LockBit Operators Stole Data from Arkansas Bank, Not the Federal Reserve

LockBit ransomware operators recently threatened to release data they said was taken from the US Federal Reserve Bank. Some of the data were posted to the LockBit website on June 26; examination of the information indicates that it was likely taken from Arkansas-based Evolve Bank & Trust. Evolve has confirmed the breach and leak of their data. The US Federal Reserve Board recently issued an enforcement action against Evolve Bancorp and Evolve Bank & Trust for 'engag[ing] in unsafe and unsound banking practices by failing to have in place an effective risk management framework for those partnerships.'

Editor's Note

While preferable to the Federal Reserve, it's still not fun for Evolve Bank & Trust.

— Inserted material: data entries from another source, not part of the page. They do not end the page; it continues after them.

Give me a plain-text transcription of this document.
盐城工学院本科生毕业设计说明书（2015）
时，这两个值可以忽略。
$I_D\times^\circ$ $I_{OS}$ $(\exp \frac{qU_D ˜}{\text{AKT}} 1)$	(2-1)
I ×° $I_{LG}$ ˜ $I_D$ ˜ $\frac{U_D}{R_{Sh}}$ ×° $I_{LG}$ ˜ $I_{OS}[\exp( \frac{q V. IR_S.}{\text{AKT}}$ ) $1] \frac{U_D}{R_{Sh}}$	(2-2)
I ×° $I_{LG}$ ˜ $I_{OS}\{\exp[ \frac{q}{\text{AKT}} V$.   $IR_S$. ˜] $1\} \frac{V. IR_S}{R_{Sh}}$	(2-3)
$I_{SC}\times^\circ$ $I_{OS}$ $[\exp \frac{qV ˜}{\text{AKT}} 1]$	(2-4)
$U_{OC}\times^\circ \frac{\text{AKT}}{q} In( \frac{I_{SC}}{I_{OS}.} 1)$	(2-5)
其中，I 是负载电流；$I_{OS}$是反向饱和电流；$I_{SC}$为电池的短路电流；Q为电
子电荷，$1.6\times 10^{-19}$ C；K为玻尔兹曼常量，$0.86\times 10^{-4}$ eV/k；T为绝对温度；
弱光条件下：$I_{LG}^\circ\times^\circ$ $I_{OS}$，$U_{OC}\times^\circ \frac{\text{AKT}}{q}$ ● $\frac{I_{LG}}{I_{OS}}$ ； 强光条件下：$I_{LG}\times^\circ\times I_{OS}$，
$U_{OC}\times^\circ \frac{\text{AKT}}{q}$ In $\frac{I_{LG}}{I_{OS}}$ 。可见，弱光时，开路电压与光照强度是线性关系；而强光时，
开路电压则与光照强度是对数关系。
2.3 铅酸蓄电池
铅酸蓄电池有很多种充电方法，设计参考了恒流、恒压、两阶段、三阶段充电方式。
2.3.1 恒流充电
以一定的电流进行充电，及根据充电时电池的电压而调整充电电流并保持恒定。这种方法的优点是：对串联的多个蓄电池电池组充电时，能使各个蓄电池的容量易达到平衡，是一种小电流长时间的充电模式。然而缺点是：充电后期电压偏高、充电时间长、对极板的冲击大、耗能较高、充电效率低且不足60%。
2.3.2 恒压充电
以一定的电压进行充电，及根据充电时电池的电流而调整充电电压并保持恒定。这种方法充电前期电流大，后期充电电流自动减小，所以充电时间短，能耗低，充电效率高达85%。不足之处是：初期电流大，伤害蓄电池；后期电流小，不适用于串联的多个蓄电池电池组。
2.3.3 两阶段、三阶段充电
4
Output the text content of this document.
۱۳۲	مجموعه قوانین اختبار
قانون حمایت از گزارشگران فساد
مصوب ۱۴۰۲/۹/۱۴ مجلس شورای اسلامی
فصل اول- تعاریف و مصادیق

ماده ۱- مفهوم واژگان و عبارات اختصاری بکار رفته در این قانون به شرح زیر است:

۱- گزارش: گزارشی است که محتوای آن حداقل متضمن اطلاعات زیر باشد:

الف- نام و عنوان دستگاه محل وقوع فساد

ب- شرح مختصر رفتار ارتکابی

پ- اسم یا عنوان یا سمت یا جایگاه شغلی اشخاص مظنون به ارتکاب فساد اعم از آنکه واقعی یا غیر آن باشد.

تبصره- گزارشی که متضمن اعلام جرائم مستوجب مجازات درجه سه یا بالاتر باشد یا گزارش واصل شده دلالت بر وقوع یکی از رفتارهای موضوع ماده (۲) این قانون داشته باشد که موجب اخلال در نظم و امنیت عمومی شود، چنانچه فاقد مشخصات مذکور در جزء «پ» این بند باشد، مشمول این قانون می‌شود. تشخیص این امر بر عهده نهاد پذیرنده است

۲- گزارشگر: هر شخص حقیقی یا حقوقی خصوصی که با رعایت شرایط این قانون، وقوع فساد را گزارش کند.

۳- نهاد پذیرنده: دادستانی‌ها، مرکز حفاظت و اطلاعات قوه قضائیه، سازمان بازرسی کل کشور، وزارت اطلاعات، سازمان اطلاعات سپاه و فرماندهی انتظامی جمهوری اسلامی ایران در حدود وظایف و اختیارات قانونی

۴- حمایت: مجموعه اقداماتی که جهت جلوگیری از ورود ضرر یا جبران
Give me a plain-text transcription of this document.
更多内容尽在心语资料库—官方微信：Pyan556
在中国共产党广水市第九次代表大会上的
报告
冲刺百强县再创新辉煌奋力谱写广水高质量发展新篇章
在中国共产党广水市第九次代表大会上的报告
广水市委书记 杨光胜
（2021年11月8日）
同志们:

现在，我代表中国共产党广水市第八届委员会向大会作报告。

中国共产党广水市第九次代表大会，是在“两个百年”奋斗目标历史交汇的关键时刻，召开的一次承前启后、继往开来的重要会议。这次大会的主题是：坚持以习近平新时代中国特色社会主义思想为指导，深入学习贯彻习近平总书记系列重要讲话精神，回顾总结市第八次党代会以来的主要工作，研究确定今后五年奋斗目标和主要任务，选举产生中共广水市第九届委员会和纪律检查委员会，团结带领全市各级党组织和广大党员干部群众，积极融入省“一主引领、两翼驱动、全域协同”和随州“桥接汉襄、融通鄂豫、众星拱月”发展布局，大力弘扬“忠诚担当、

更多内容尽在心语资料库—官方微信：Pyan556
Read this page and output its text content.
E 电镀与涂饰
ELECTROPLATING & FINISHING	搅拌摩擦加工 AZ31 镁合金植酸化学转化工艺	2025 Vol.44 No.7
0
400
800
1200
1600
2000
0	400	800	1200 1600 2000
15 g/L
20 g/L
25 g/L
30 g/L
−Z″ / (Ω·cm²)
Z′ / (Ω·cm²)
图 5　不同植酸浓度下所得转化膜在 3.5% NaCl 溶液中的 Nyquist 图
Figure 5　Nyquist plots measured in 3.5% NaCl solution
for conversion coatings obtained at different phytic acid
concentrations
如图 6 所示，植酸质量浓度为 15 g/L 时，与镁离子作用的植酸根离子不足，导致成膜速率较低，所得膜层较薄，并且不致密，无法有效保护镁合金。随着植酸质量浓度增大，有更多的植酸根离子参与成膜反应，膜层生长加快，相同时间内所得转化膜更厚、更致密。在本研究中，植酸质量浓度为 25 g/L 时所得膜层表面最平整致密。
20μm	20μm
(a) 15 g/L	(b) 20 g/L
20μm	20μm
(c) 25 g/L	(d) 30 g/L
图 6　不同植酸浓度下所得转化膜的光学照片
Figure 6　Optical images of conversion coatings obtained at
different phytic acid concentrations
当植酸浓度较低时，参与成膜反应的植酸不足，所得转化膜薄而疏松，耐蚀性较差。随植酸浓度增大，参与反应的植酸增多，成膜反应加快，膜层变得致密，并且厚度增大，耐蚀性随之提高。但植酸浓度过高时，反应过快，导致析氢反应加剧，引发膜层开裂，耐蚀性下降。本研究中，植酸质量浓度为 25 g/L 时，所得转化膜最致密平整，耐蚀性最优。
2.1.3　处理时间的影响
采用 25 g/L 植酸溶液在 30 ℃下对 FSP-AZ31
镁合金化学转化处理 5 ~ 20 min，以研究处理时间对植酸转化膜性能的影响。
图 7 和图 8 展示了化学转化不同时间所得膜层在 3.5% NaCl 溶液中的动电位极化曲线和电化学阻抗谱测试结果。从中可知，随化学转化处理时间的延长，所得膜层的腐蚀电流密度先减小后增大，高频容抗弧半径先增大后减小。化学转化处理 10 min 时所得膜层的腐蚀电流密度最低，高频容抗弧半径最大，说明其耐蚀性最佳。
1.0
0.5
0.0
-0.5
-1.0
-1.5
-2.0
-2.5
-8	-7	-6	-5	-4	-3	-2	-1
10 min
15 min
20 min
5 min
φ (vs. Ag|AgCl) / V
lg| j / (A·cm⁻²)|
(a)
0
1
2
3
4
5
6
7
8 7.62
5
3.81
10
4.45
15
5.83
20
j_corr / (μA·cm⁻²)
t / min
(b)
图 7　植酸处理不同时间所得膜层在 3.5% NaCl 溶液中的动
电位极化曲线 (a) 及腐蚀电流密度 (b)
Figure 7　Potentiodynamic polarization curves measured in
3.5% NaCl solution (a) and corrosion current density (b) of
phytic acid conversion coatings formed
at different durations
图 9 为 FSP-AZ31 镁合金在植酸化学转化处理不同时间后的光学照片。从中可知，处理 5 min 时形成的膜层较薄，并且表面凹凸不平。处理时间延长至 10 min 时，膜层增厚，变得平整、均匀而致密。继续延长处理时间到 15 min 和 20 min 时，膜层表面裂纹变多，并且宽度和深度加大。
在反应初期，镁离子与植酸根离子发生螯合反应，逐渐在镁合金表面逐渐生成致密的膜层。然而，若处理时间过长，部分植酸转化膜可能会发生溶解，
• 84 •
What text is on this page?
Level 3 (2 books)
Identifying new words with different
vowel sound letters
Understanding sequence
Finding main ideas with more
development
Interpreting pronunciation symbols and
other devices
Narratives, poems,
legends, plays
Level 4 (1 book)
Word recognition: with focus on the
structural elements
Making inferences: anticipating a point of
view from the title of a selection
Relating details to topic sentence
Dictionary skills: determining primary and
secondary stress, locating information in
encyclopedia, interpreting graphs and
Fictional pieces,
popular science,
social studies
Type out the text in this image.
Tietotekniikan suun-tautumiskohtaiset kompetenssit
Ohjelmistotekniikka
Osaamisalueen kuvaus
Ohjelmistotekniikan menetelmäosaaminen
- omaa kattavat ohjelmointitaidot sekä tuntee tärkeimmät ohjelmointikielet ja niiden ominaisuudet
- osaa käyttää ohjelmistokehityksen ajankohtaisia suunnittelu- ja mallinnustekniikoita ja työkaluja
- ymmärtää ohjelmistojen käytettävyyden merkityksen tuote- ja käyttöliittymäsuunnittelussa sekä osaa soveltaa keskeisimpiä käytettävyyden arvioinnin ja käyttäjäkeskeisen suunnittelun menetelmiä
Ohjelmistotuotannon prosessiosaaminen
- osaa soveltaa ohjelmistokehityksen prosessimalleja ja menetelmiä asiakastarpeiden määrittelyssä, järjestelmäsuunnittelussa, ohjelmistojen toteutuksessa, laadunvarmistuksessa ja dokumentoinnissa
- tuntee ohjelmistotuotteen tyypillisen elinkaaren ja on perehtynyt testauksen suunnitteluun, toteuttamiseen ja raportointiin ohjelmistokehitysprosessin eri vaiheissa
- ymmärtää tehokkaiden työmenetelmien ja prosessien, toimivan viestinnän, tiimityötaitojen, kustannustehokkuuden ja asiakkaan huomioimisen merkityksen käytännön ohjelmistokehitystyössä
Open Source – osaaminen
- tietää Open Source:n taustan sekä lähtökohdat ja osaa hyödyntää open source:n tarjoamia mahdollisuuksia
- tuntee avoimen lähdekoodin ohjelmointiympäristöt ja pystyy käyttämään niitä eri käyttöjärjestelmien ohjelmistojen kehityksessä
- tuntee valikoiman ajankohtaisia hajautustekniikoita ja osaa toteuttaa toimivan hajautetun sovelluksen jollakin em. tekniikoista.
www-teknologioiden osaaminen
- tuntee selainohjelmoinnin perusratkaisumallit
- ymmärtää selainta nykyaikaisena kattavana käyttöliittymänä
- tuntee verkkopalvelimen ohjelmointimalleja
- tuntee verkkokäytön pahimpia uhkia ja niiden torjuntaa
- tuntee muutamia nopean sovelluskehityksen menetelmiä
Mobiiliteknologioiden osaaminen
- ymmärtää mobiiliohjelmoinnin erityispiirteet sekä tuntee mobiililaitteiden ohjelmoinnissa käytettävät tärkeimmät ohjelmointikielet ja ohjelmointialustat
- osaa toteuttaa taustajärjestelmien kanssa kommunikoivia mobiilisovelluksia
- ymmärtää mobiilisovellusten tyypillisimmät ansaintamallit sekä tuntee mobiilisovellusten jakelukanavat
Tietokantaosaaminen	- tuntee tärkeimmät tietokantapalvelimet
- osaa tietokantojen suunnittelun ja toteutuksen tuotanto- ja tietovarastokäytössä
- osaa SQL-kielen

Already under the spotlight for inadequate risk management, they are going to have some additional difficult conversations with regulators relating to the breach. The challenge will be to remain focused on the incident and not get distracted by taunting from LockBit. Key will be demonstrating measures taken to prevent recurrence. Evolve is already offering affected individuals credit monitoring and identity theft protection for a year.

Lee Neely

Crimea Experiencing Internet Disruption

Authorities in Crimea are warning that distributed denial-of-service (DDoS) attacks targeting the area's telecommunications organizations. The 'massive' attacks, which began on Wednesday, June 26, have disrupted Internet connectivity. One of the targeted telecoms provides services to Sevastopol's emergency call center. Officials say that call center services were disrupted, but have been restored as of Thursday, June 27. Sevastopol is Crimea's largest city.

Editor's Note

DDoS attacks are mostly an annoyance for most individuals. That said, Crimea is in a military conflict zone, attacks on its critical infrastructure are to be expected.

Curtis Dukes

Something to consider when you have operations in a contested area. Even when you're operating outside such an area, make sure you have a fail-over plan, even if the plan is to be offline, to cover outages from your ISP and possibly cellular providers. Make sure that you've tested the viability of failing over to these services.